You can restrict the investigation to the sender only if you have reason to believe that the sender is malicious. Again, the results are displayed on the Investigations tab under Threat Management.
Investigate recipient ^
Just as the sender, you can also initiate an investigation on a recipient. The options to start the investigation and then view the results and recommendations remain the same.
Add to remediation ^
This option is useful when the admin does not have the necessary rights to perform action on the emails. The admin can add the emails to a remediation container. Another admin with the required rights can then approve or reject the actions.
Contact recipients ^
End users can be contacted using this method. However, its recommended to keep end-user communication to a minimum.
Start new submission ^
This section has four options, as shown in the screenshot here.
Report clean ^
This is used to report any false positives to Microsoft. Its status can be followed on the Submissions tab under Threat Management.
Report phishing ^
Emails that are clearly attempts at phishing and have not been identified by Exchange Online Protection (EOP) can be marked as phishing emails and reported to Microsoft.
Report malware ^
You can report emails as malware to Microsoft so they can be analyzed.
Report spam ^
Likewise, emails can be reported as spam to Microsoft.
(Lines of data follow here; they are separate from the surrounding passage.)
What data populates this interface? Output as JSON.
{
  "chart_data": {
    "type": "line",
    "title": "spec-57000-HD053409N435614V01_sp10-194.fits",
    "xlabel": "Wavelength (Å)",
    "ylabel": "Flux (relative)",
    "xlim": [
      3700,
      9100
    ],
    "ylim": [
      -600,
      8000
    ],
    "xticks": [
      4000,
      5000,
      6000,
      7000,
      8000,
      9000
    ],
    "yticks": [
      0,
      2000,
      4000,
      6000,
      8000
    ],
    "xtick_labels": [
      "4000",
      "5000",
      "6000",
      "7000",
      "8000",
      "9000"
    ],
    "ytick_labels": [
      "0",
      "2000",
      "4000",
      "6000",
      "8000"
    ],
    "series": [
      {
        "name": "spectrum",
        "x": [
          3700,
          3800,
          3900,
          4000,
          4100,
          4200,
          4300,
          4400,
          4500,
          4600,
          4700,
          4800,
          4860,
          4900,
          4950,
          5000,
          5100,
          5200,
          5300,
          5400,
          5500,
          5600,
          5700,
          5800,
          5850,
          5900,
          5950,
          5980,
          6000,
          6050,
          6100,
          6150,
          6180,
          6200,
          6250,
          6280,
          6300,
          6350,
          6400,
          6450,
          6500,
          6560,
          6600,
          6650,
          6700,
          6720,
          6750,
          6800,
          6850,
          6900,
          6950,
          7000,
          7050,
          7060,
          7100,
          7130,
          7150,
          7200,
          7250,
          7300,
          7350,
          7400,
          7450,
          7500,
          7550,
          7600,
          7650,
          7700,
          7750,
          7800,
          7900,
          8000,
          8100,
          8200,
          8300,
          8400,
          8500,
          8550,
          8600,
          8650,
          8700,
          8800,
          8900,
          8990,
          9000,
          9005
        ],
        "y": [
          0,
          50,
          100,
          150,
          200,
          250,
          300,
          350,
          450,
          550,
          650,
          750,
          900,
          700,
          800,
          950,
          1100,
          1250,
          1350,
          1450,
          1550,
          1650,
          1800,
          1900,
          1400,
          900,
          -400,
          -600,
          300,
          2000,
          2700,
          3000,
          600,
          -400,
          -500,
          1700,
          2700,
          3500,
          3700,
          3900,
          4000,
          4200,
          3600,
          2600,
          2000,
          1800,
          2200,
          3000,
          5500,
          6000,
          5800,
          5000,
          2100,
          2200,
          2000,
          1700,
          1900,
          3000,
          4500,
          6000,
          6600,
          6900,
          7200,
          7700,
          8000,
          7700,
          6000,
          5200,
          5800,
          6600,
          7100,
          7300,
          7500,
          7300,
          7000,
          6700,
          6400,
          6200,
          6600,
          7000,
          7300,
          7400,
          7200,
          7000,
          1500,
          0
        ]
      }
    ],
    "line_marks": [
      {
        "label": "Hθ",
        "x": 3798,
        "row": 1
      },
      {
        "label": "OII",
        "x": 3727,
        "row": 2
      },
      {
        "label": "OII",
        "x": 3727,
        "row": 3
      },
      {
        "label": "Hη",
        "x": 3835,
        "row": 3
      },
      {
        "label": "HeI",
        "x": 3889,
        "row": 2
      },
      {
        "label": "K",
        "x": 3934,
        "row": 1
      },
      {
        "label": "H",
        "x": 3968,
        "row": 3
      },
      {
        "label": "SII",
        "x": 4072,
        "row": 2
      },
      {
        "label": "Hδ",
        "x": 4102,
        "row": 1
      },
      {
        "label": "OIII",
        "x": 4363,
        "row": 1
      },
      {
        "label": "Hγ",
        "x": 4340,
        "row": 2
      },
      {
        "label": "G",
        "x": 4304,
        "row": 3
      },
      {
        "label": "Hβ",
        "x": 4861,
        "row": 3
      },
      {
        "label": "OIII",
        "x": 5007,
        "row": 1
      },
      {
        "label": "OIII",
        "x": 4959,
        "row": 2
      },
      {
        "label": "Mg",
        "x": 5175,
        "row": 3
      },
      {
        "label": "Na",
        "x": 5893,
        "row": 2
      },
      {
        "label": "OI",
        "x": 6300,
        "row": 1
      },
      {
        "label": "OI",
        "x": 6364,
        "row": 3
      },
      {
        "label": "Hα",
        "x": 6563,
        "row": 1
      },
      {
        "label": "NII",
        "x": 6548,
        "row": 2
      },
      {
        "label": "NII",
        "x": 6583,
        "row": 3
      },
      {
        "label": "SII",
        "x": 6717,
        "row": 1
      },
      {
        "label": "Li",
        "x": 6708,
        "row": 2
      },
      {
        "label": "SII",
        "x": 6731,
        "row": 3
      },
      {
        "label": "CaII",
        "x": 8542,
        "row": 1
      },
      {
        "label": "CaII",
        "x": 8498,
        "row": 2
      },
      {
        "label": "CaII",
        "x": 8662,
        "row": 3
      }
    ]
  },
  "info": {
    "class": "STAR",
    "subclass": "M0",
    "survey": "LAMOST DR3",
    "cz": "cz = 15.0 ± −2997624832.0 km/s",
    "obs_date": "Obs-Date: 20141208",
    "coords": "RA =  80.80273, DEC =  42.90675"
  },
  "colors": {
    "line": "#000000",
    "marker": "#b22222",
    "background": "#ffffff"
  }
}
Tracking emails using different criteria ^
We have already seen that you can track emails using the Sender email address. The other commonly used criteria for tracking emails in Explorer are:
- Sender domain
- Exchange transport rule
- Delivery action
Apart from this, you can also track emails using some advanced queries. These include the following:
- Network message ID
- Internet message ID
- Sender IP
- Alert ID
- Campaign ID
URL traces ^
Defender for Office 365 has a feature called Safe Links. Safe Links provides a layer of security to end users against malicious URLs in emails and other areas. You often have to identify the users who clicked on a specific URL or received an email with that URL. Such situations can be handled using the URL trace criteria in Explorer.
The different options are as follows:
URL—Here, you can paste the URL and search for all the emails that were delivered and that contained that URL.
You can also search using URL domain, URL domain and path, and URL path.
The last option is to search using Click Verdict.
Here, you can search for emails with URLs that were blocked, blocked but overridden, or allowed, among others.